Les régulateurs néerlandais ont ordonné à la plateforme de prédiction cryptographique Polymarket de cesser ses activités aux Pays-Bas, avertissant qu'elle pourrait être condamnée à des amendes allant jusqu'à 840 000 € si elle ne s'y conformait pas.
Cette décision marque la dernière escalade dans la répression croissante de la plateforme en Europe.
Polymarket perd le marché européen
La Kansspelautoriteit (Ksa), l'autorité néerlandaise des jeux de hasard, a émis vendredi une ordonnance d'exécution formelle contre l'opérateur de Polymarket, Adventure One QSS Inc.. Le régulateur a déclaré que Polymarket proposait des services de jeux illégaux sans licence néerlandaise.
Les autorités ont imposé une amende de 420 000 € par semaine si Polymarket continue de servir les utilisateurs néerlandais. Les amendes pourraient atteindre un maximum de 840 000 €, avec des sanctions supplémentaires basées sur les revenus possibles ultérieurement.

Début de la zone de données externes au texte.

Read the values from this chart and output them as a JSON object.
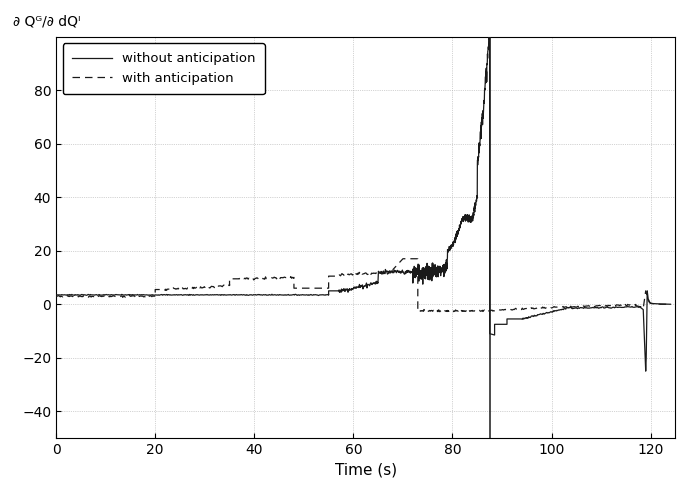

« Ces derniers mois, Polymarket a fait fréquemment l'actualité, notamment en ce qui concerne les paris sur les élections néerlandaises. Après un contact avec la société au sujet des activités illégales sur le marché néerlandais, aucun changement visible n'est survenu et l'offre est toujours disponible. L'Autorité des jeux de hasard impose donc désormais cette ordonnance sous peine », a écrit le régulateur.
Le régulateur a déclaré que les marchés de prédiction sont considérés comme des jeux de hasard en vertu de la loi néerlandaise, quelle que soit la manière dont la plateforme les classe. Il a également souligné que les paris sur les élections sont totalement interdits, même pour les opérateurs agréés.
Il est important de noter que les régulateurs ont souligné l'activité de Polymarket autour des élections néerlandaises comme une préoccupation majeure. Il a averti que les paris électoraux pourraient créer des risques sociétaux, notamment une influence potentielle sur les processus démocratiques.
La décision des Pays-Bas fait suite à une action similaire au Portugal, où les régulateurs ont récemment bloqué Polymarket à l'échelle nationale.
Les autorités portugaises sont intervenues après que la plateforme ait vu des paris importants liés aux résultats des dernières élections présidentielles.
Entre-temps, plusieurs autres pays européens ont pris des mesures similaires. L'Italie, la Belgique et la Roumanie ont bloqué l'accès à Polymarket, tandis que la France a restreint la fonctionnalité de paris.
La Hongrie a également émis une interdiction formelle, citant des activités de jeu illégales.
Les marchés de prédiction comme infrastructure financière ou plateforme de jeu ?
Ces actions reflètent un consensus croissant parmi les régulateurs européens. Les autorités classent de plus en plus les marchés de prédiction comme des jeux de hasard lorsqu’ils fonctionnent sans licence.
Cependant, le créateur de Polymarket, Shayne Coplan, a toujours rejeté cette classification. Il soutient que les marchés de prédiction fonctionnent comme une infrastructure financière, semblable aux marchés de produits dérivés, plutôt que comme des plateformes de jeux de hasard.
Coplan soutient que les marchés de prédiction aident à regrouper les informations et à prévoir les événements du monde réel. Les régulateurs de toute l’Europe ne sont pas d’accord.
En conséquence, l’Europe est devenue l’une des régions au monde les plus strictes en matière de plateformes de marché de prédiction. La menace des Pays-Bas de sanctions financières directes indique que l'application des lois va au-delà des blocages d'accès vers une pression juridique soutenue.